Vemos todos os dias na televisão as mesmas caras. No cinema, idem. Se sai filme português sem o Nicolau Breyner, a Alexandra Lencastre e as mamas da Soraia Chaves, estamos perante um fiasco de bilheteira. Porque o povo não sabe quem é. Então e as dezenas de alunos que o Chapitô forma todos os anos? E os da ACT? E os da ESTC? E os das outras instituições de ensino espalhadas por esse Portugal fora? Se não renovam os talentos, o que acontece àqueles que procuram novas oportunidades? Pergunta-te, Portugal - onde estão esses teus talentos?

Protestei por isto, por muitas coisas, muitas mais coisas, em nome de mim, em nome dos meus camaradas, em nome de todos os jovens e graúdos que sofrem com as calúnias que nos são impostas. Já é tempo do povo parar de sofrer, parar de sentir os bolsos rotos, de se escravizar por uma mera oportunidade. Acabem-se com as regalias, com as elites. Ouve a ti próprio antes de ouvires os outros, Portugal. Olha para dentro e depois para fora. Oiçamo-nos todos uns ao outros e encontremos depois as razões para esse tão aguardado despedimento da classe política. Para acabar com a corrupção é necessário, antes de mais, uma solução.
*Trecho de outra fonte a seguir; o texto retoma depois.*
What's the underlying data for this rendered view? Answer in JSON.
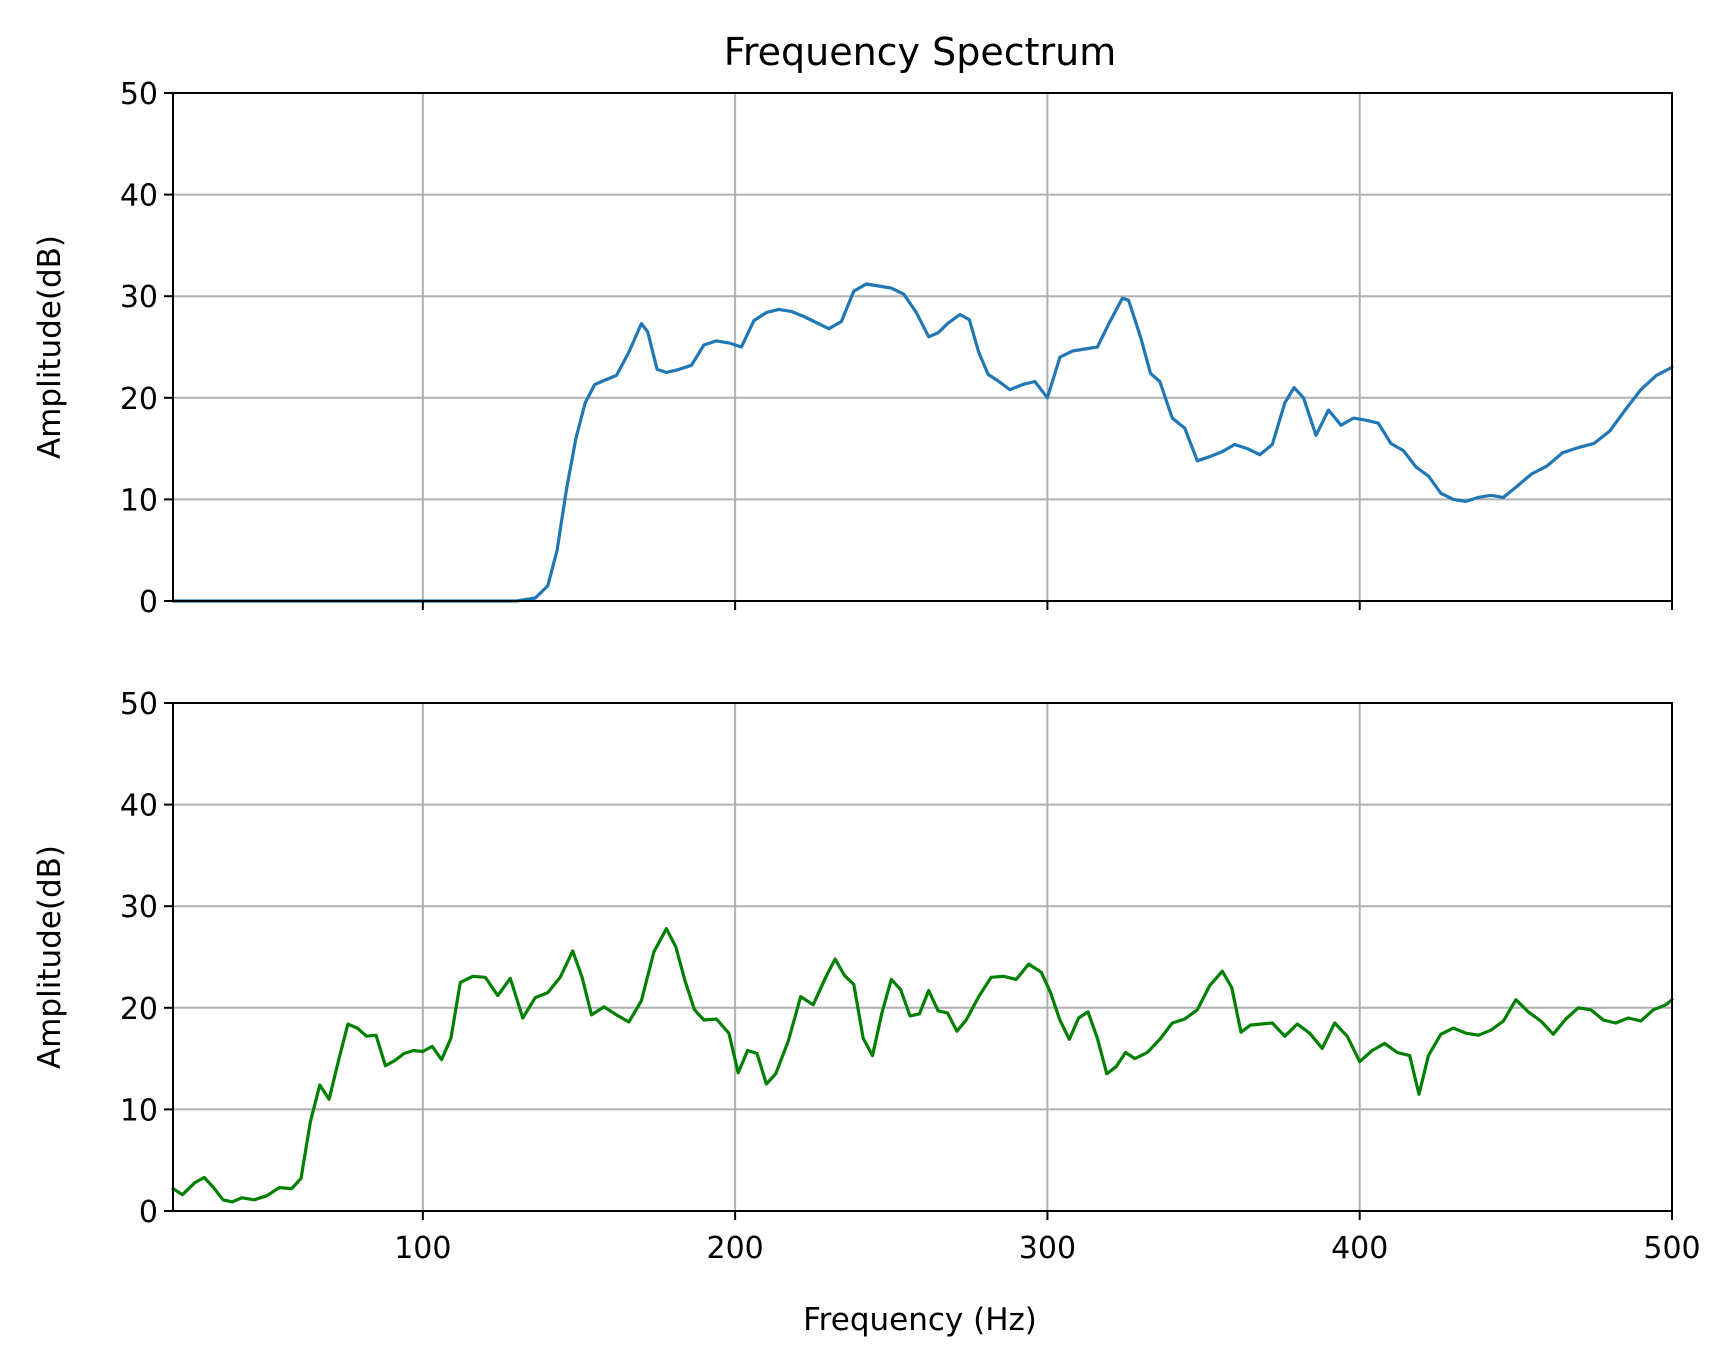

O nosso 12 de Março foi apenas o começo. Foi uma brisa de mudança. Mais virão, mais vozes gritarão, mais povo se unirá. Agora que derrubámos o muro da vergonha que nos separava da realidade que nos custava a aceitar, não pararemos. Algo mudou, toda uma mentalidade de uma geração. E isso trará muitas e mais mudanças a Portugal.